End-to-end RL for multi-turn tool-integrated reasoning · corresponding author · ICLR 2026
Plug-and-play RL that stabilizes multi-turn TIR by filtering void turns
(no code block / no final answer) during policy updates — mitigating
distributional drift from tool feedback and gradient explosions.
From Qwen2.5-7B base (no SFT): AIME24 22.1 → 50.5, with emergent
self-correction and cross-validation. Guided research direction and
experimental design.
Zero RL for open base models · co-first author · COLM 2025
Systematic study of zero RL (RL on base models without SFT) across 10
open bases (Llama3, Mistral, Qwen2.5, …).
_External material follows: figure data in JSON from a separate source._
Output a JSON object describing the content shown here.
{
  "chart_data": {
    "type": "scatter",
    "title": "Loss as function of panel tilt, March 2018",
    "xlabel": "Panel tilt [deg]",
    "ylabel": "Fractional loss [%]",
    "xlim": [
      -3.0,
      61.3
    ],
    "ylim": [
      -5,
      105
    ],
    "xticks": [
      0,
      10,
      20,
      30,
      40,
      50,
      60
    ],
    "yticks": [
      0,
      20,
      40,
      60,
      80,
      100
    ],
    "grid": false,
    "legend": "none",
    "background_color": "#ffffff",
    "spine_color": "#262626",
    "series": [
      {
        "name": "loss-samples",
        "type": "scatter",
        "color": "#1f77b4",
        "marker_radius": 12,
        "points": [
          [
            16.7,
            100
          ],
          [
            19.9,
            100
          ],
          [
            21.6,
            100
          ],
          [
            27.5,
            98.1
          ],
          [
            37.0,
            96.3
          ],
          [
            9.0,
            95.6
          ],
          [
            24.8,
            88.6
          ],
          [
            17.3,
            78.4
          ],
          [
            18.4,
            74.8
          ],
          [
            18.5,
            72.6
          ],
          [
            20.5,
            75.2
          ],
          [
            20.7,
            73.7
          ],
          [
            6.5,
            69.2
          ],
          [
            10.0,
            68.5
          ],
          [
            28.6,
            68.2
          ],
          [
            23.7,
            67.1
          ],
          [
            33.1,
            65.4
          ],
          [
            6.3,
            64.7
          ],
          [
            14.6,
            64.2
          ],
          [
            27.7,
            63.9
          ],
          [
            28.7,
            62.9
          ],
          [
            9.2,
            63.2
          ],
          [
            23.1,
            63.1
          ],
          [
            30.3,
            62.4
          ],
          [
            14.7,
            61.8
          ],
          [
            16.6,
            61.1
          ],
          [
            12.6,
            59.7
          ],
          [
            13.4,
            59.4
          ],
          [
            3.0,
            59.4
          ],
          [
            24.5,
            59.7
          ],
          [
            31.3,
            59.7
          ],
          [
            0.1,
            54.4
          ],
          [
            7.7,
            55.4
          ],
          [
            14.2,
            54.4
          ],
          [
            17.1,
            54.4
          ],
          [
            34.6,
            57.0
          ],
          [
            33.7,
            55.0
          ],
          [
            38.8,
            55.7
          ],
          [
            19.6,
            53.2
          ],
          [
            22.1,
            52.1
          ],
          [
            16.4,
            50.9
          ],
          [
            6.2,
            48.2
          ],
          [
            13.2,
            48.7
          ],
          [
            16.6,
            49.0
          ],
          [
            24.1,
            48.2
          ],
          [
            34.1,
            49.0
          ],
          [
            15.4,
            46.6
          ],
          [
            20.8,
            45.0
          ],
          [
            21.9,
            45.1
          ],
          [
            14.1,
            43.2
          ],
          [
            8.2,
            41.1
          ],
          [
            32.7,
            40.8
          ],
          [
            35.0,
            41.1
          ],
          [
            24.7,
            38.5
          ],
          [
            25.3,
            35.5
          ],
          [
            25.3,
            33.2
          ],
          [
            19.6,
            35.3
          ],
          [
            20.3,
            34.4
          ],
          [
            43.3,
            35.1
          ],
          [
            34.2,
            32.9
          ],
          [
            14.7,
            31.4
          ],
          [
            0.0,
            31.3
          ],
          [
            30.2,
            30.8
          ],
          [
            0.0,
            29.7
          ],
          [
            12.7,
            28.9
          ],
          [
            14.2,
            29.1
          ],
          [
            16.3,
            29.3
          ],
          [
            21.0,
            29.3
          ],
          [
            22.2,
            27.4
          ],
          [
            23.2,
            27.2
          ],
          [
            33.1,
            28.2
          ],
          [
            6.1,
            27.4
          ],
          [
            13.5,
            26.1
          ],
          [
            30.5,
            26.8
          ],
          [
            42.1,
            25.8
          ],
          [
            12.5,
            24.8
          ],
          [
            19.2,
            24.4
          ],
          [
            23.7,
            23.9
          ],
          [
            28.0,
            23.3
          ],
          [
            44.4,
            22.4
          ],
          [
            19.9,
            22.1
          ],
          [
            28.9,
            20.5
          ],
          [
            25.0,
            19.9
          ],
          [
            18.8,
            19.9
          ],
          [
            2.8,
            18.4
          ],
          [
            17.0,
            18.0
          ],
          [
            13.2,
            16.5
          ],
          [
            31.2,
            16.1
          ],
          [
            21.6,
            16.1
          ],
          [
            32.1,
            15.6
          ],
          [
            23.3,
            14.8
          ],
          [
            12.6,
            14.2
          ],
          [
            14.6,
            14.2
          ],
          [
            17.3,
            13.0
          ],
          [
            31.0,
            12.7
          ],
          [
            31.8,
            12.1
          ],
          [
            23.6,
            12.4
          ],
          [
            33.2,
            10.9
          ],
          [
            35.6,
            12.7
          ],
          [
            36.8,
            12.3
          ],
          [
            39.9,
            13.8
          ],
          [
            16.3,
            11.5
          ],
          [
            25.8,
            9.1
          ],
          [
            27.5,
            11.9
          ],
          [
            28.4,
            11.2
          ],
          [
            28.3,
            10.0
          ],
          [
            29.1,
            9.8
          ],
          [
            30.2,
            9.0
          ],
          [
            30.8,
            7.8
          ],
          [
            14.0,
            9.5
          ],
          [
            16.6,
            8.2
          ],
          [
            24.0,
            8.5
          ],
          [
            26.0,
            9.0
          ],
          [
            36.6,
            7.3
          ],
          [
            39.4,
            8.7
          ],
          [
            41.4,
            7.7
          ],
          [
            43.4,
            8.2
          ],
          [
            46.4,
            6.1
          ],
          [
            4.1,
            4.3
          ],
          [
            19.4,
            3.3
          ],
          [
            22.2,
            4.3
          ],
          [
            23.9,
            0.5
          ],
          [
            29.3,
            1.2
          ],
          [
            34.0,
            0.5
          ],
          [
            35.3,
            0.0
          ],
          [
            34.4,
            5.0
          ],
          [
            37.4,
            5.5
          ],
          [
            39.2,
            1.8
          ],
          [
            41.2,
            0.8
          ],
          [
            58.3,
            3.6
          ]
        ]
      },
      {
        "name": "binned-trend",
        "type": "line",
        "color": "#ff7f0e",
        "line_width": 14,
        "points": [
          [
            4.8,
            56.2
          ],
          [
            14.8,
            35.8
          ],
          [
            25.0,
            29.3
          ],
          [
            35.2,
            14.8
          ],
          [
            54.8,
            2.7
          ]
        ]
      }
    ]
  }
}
Key recipes: format rewards,
query difficulty control; first verification / “aha moment” behaviors
in non-Qwen small models. Open-source toolkit for zero-RL research.
Co-led direction and experimental design.
Automated data mixture optimization for pre-training · co-first author · ICLR 2025 Spotlight
Formulates mixture selection as regression: train small proxy models on
random mixtures, fit mixture → metric, extrapolate to the large run.
~10% compute of prior methods; outperforms human expert selection and DoReMi;
transfers from 1M proxies to billion-scale models. Adopted in production
pre-training (e.g. Sailor). Proposed the idea and led the project.